L’évaluation du  stress

L‘évaluation psychologique ou inclue bien souvent l’évaluation des sources de stress.

À cette fin, on peut utiliser des questionnaires afin d’identifier les stresseurs ainsi que le niveau de stress.

Ces outils nous permettent d’augmenter notre niveau de conscience du stress vécu.

Mentionnons en premier lieu l’Échelle de réajustement social de Holmes et Rahe.

Ce questionnaire évalue le stress à partir des changements vécus durant les 12 ou 24 derniers  mois.

Selon cette théorie, plus nous vivons de changements  (positifs et négatifs) durant cette période et plus nous sommes stressés.

Et plus nous sommes à risques de développer des problèmes de santé physique ou psychologique.

Une autre façon d’évaluer le stress est à partir  des symptômes de stress ressentis ou observés.

 

Les modérateurs du stress

Les recherches nombreuses sur le stress ont permis d’identifier des facteurs modulant ou modérant la réaction de stress.

Un des facteurs déterminants serait le soutien social de la personne.

La qualité de ce soutien (confidents, conjoint, famille, amis, collègues ) serait plus importante que la quantité.

Des sentiments de contrôle et d’efficacité personnelle forts ont aussi un effet très positif sur la réponse de stress.

Les stratégies d’adaptation utilisées peuvent aussi faire une différence dans la perception d’une situation.

Cette situation pourrait ainsi être perçue soit comme banale, stressante ou un défi stimulant.

 

La gestion du stress efficace

Plusieurs moyens, stratégies ou trucs ont été proposés afin de bien faire face ou gérer le stress.
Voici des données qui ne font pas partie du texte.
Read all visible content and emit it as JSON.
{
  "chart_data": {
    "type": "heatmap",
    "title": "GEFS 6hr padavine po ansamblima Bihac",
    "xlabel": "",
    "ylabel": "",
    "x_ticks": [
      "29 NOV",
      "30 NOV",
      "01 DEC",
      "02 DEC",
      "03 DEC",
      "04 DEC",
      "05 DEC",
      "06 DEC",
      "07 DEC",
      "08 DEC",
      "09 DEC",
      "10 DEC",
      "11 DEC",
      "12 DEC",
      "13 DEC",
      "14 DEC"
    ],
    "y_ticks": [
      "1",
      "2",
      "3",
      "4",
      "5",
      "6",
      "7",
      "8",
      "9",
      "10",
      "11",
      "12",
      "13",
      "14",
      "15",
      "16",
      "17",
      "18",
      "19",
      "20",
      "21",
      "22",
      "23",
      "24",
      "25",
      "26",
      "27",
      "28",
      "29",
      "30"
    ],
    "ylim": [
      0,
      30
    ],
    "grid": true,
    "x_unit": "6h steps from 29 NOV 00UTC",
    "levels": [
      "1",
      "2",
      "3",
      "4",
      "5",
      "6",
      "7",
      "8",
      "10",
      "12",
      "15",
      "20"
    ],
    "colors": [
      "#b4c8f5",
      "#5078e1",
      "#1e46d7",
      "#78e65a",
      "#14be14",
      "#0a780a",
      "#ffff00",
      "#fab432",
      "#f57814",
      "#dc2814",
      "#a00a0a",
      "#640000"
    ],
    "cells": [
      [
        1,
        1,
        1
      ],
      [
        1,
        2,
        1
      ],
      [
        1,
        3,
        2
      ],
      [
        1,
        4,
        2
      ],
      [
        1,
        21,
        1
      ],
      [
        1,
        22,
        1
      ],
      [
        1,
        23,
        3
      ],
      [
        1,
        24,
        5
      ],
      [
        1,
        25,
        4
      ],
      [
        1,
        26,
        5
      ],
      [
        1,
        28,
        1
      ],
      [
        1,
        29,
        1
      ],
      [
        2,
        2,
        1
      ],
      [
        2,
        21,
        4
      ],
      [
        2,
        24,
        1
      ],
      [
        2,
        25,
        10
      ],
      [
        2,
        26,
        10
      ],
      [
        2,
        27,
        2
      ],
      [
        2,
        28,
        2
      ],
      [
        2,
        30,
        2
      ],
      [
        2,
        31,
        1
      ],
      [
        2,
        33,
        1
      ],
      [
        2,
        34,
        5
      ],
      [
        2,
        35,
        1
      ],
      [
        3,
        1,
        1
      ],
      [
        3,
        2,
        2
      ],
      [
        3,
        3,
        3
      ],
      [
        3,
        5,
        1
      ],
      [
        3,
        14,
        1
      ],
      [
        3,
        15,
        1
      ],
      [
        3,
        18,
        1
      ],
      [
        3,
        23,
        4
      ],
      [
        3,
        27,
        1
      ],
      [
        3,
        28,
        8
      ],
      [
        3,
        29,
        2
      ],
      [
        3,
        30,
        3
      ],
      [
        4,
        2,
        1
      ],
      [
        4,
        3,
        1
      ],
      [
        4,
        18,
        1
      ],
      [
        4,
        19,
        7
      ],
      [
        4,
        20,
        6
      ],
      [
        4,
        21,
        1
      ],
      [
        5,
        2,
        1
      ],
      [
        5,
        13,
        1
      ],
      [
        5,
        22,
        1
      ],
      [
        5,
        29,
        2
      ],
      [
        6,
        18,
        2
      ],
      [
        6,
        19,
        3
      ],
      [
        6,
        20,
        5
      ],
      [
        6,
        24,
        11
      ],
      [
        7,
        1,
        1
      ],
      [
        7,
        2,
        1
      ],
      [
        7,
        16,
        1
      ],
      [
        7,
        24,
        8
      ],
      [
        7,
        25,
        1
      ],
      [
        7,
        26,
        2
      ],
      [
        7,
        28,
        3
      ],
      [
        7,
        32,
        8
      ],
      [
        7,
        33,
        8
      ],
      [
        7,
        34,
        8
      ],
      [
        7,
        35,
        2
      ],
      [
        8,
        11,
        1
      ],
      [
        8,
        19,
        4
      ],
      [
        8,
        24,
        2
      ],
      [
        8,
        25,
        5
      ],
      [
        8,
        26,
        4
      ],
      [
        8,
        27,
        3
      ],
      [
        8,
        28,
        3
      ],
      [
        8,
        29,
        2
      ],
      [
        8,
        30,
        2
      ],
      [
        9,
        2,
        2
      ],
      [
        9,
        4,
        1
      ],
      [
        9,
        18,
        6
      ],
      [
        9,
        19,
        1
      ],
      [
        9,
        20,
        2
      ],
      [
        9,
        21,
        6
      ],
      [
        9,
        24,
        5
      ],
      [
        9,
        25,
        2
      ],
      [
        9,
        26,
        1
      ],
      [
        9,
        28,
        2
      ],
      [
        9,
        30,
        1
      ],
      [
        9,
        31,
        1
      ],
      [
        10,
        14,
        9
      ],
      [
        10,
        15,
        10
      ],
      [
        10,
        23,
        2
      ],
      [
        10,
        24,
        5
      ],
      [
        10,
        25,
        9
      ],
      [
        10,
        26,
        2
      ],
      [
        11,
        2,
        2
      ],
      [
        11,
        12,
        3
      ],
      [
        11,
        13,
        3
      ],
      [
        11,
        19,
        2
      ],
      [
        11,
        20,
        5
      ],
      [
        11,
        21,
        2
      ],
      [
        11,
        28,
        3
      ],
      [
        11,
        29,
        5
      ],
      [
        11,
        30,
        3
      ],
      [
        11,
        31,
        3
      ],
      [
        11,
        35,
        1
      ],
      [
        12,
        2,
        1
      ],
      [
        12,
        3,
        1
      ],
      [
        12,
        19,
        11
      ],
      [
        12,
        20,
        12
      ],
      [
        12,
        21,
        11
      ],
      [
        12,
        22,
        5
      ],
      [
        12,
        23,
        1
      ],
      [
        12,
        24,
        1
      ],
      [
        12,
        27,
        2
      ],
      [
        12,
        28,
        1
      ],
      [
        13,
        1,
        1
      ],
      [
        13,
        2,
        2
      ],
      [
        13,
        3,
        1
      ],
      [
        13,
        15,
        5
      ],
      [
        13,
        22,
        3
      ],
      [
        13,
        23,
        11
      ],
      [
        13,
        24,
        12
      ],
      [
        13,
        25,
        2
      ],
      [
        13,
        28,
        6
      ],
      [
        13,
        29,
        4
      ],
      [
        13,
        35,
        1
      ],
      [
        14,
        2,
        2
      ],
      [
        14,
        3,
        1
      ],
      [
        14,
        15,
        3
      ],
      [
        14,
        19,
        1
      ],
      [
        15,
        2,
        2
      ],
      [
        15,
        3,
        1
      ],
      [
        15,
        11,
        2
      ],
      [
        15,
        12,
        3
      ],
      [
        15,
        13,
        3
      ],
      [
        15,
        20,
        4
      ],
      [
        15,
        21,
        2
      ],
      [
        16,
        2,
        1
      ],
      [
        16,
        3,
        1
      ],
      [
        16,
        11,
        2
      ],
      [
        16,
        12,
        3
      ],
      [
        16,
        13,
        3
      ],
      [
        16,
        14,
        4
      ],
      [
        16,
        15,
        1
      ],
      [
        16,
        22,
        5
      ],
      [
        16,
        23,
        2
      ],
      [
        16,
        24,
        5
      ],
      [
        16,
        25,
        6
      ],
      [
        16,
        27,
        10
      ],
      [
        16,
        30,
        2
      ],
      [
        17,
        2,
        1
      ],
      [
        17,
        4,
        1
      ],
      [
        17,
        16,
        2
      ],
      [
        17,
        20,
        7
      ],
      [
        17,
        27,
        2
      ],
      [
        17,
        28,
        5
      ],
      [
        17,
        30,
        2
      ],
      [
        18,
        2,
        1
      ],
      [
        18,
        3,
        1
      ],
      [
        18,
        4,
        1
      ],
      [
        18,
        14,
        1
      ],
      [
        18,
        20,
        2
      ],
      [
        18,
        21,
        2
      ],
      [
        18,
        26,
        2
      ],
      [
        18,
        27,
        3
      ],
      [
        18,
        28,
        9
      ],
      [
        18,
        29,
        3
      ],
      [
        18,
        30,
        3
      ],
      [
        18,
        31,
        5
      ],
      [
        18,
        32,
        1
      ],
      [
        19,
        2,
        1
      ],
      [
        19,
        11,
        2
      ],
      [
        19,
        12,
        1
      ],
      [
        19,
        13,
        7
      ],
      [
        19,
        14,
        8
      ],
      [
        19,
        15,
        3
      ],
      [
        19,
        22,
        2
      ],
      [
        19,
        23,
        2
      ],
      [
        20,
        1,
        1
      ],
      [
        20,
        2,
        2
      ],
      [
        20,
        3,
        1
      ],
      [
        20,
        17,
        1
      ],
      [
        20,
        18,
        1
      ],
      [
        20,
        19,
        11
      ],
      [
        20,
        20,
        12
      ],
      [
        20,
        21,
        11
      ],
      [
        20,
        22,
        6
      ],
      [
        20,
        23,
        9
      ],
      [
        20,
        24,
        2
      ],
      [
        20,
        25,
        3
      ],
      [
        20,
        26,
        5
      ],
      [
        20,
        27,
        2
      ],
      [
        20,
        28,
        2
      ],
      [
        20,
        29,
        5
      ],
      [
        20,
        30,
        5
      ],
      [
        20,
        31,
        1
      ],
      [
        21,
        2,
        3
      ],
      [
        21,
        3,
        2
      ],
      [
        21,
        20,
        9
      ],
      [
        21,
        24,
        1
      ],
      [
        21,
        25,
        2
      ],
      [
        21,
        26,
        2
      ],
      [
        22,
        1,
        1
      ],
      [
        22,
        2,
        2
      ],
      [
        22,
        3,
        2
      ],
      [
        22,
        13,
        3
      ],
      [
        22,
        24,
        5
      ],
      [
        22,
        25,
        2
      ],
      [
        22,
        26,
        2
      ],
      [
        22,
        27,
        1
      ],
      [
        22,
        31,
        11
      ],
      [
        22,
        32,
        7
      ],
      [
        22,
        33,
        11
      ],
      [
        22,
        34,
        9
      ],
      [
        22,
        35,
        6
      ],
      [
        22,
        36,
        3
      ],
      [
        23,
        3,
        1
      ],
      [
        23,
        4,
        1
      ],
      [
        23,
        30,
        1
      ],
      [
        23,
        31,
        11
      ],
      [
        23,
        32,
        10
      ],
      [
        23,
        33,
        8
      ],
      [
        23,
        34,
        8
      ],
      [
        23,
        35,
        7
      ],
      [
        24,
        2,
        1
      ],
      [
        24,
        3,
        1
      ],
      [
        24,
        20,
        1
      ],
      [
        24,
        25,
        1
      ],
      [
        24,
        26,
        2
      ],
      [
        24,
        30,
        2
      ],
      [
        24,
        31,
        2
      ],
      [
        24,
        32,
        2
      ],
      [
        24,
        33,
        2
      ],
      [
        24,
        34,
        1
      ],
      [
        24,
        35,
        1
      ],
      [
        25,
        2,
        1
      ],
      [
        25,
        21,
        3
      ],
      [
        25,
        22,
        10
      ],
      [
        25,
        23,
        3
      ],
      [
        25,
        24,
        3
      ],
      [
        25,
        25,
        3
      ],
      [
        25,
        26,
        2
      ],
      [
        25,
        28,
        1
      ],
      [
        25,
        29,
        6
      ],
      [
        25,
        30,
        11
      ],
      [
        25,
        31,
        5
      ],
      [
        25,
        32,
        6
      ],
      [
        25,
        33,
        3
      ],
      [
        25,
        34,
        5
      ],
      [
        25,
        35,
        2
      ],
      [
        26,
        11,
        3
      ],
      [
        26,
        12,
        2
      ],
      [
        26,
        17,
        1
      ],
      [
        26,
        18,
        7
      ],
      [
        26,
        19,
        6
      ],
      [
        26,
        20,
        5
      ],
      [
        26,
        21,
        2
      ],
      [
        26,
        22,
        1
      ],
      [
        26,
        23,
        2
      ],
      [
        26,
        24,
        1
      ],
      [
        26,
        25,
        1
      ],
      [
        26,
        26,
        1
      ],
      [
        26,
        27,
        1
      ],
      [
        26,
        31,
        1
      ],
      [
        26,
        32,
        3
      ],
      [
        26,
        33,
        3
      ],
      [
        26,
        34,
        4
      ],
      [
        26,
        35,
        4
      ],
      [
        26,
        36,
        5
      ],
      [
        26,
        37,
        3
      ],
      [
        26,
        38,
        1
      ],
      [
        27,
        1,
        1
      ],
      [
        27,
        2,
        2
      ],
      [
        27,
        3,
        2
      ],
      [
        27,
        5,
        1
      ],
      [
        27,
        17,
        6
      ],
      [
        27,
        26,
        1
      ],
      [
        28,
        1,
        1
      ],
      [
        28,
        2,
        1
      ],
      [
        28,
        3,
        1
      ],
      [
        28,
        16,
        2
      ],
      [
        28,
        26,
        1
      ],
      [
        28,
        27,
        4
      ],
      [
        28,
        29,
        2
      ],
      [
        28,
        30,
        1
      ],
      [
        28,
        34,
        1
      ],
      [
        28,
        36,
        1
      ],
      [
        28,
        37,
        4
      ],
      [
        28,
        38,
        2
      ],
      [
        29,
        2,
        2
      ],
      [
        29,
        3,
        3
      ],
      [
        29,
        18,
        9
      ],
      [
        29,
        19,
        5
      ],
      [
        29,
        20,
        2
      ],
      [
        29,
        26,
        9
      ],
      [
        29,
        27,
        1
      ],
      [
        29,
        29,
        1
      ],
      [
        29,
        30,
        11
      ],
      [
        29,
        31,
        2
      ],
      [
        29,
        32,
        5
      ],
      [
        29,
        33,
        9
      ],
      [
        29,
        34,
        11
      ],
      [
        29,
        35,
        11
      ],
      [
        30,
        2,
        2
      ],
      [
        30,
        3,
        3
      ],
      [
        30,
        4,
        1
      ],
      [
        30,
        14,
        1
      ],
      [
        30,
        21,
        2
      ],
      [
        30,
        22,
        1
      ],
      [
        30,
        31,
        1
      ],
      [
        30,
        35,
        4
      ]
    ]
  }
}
La étape est d’être à l’écoute de soi, de son corps et ses émotions.

Cela aide à identifier des signes de stress, de tension ou d’inquiétudes.

Plusieurs sources de stress peuvent agir sur nous sans qu’on les identifie clairement.

Autant les stresseurs positifs que négatifs doivent être pris en compte.

On doit aussi inclure aussi bien les stresseurs personnels que ceux reliés au travail.

Une analyse lucide le sa situation permet de conduire à l’élaboration de solutions.

 

La relaxation pour réduire le stress

La nervosité, l’anxiété et les tensions musculaires accompagnent l’expérience stressante.

Les méthodes de relaxation et de méditation pleine conscience sont bien connues pour agir sur le stress.

Elles induisent une détente physique et mentale et sont particulièrement utiles à réduire le stress.

Elles induisent une faible activation psycho-physiologique souhaitée.

Ces méthodes s’apprennent sur plusieurs semaines avec l’aide d’un psychologue ou d’un enseignant compétent.

Elles nécessitent cependant des pratiques quotidiennes afin de bien maîtriser la technique.

 

Une multitude de méthodes de détente

Les méthodes de relaxation les plus étudiées scientifiquement sont la méthode de Jacobson et le training autogène de Shultz et Luthe.

La respiration diaphragmatique, l’auto hypnose et la cohérence cardiaque sont aussi d’autres méthodes efficaces.

La méditation transcendantale, la méditation zazen et la réponse de relaxation (Benson) sont aussi des techniques reconnues.

Le Programme de réduction du stress basée sur la pleine conscience (Kabat Zinn) est aussi une alternative valable.

 

La thérapie cognitivo comportementale

La thérapie cognitivo comportementale peut encadrer toute démarche de gestion ou de réduction du stress.

La thérapie cognitivo comportementale vise à apprendre au client des comportements et des façons de penser fonctionnels et justes.

Cette psychothérapie vise à développer des comportements et des croyances plus adaptés.

Ces nouvelles façons de penser et de réagir seront ainsi rationnelles et réalistes et bien souvent vont permettre une réduction du stress.

Elles pourront générer plus de bien-être personnel ainsi que des émotions positives.

De plus, dans cette thérapie on se sert d’une multitude de techniques telles que la restructuration cognitive, la relaxation, la méditation et l’hypnose clinique.